Doxology... Ya know, Petra ended their 1983 album Not Of This World with a very nice version of the Doxology done with synthesizers. While the Doxology is a great song of the faith, it is not the Word of God, not Holy Spirit inspired (at least not in the same way as God's Word is), and should not be treated as such. It is a wonderful song, but if someone has a vision for doing a different arraingement of it... so what? Let 'em. If someone doesnt like it, no one is forcing them to listen to it.

Krispy



Ok, I'll bring my juice harp to your church or maybe my musical saw. Would you let me play the Doxology on either of them? How about every week I do that?

Naah, you wouldn't put up with that -- but ask yourself the question[S] why? Now answer all of them, honestly.

Don't disappoint me, Bro. The Dox is the word of God. Certainly you don't need scripture to support that.
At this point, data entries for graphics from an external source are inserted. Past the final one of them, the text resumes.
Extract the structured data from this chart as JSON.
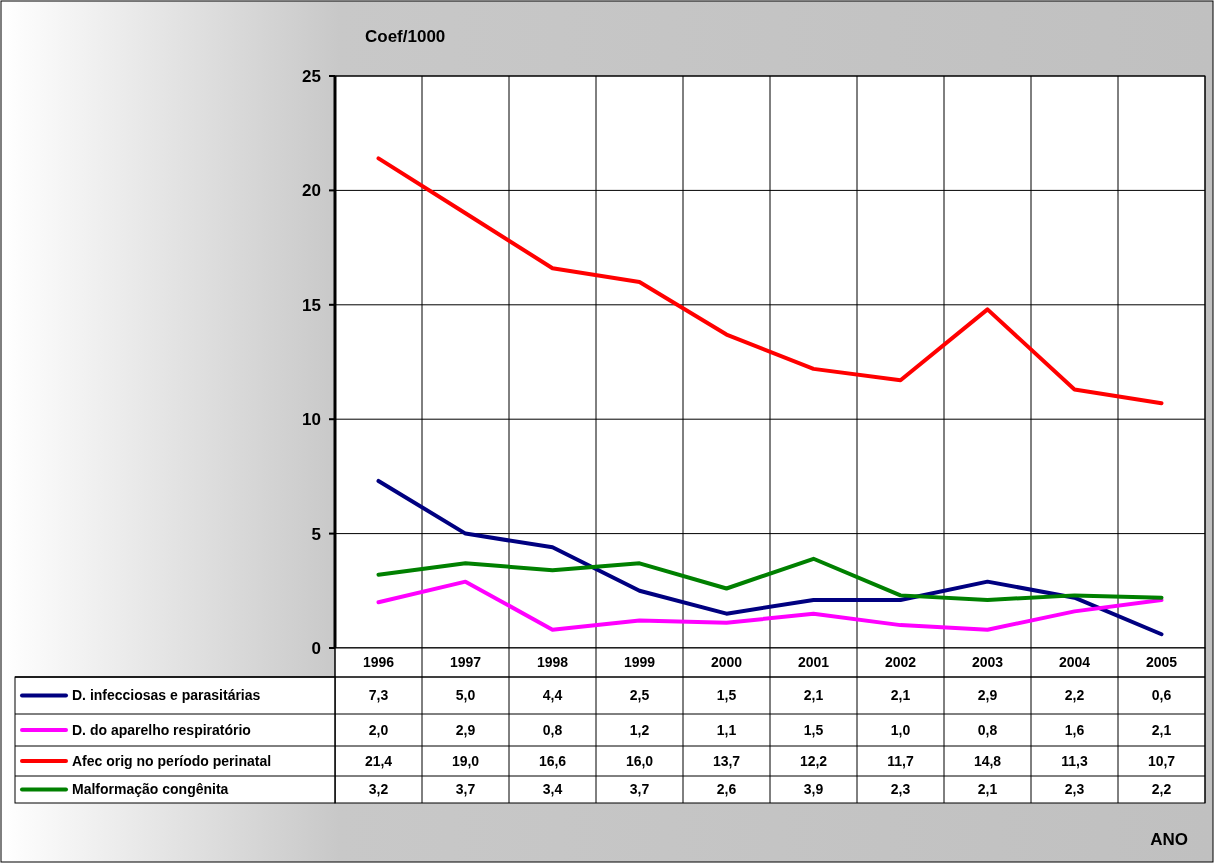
{
  "chart_data": {
    "type": "line",
    "ylabel": "Coef/1000",
    "annotations": [
      "ANO"
    ],
    "categories": [
      "1996",
      "1997",
      "1998",
      "1999",
      "2000",
      "2001",
      "2002",
      "2003",
      "2004",
      "2005"
    ],
    "ylim": [
      0,
      25
    ],
    "yticks": [
      0,
      5,
      10,
      15,
      20,
      25
    ],
    "grid": true,
    "legend": "bottom",
    "marker": "none",
    "line_style": "solid",
    "series": [
      {
        "name": "D. infecciosas e parasitárias",
        "color": "#000080",
        "values": [
          7.3,
          5.0,
          4.4,
          2.5,
          1.5,
          2.1,
          2.1,
          2.9,
          2.2,
          0.6
        ],
        "value_labels": [
          "7,3",
          "5,0",
          "4,4",
          "2,5",
          "1,5",
          "2,1",
          "2,1",
          "2,9",
          "2,2",
          "0,6"
        ]
      },
      {
        "name": "D. do aparelho respiratório",
        "color": "#ff00ff",
        "values": [
          2.0,
          2.9,
          0.8,
          1.2,
          1.1,
          1.5,
          1.0,
          0.8,
          1.6,
          2.1
        ],
        "value_labels": [
          "2,0",
          "2,9",
          "0,8",
          "1,2",
          "1,1",
          "1,5",
          "1,0",
          "0,8",
          "1,6",
          "2,1"
        ]
      },
      {
        "name": "Afec orig no período perinatal",
        "color": "#ff0000",
        "values": [
          21.4,
          19.0,
          16.6,
          16.0,
          13.7,
          12.2,
          11.7,
          14.8,
          11.3,
          10.7
        ],
        "value_labels": [
          "21,4",
          "19,0",
          "16,6",
          "16,0",
          "13,7",
          "12,2",
          "11,7",
          "14,8",
          "11,3",
          "10,7"
        ]
      },
      {
        "name": "Malformação congênita",
        "color": "#008000",
        "values": [
          3.2,
          3.7,
          3.4,
          3.7,
          2.6,
          3.9,
          2.3,
          2.1,
          2.3,
          2.2
        ],
        "value_labels": [
          "3,2",
          "3,7",
          "3,4",
          "3,7",
          "2,6",
          "3,9",
          "2,3",
          "2,1",
          "2,3",
          "2,2"
        ]
      }
    ]
  }
}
I'm now assuming you to be "seeker sensitive" so I posit dollars to doughnuts you wouldn't let me play the traditional version of the Doxology on a grand organ for fear it would alienate the "pop/rock" section of your congregation. You'd probably tell me, "That's not where we want to go" not thinking how rock/pop inhibits worship.

Am I right or wrong?

:-o

 2006/11/7 11:20









 Re:

Ah... good morning Ormly! How are you today? Did you vote this morning? How's the weather down on your end of the state? Kinda rainy here. Didnt get too wet waiting to vote tho... Fortunately I got there early so I was in and out quickly.

Krispy

 2006/11/7 11:23









 Re:

Quote:

KrispyKrittr wrote:
Ah... good morning Ormly! How are you today? Did you vote this morning? How's the weather down on your end of the state? Kinda rainy here. Didnt get too wet waiting to vote tho... Fortunately I got there early so I was in and out quickly.

Krispy



Good morning my Brother,

Its wet over here...and coool.

I voted three days ago.

Its going to be real interesting, in light of end times thinking, to see how this election all pans out.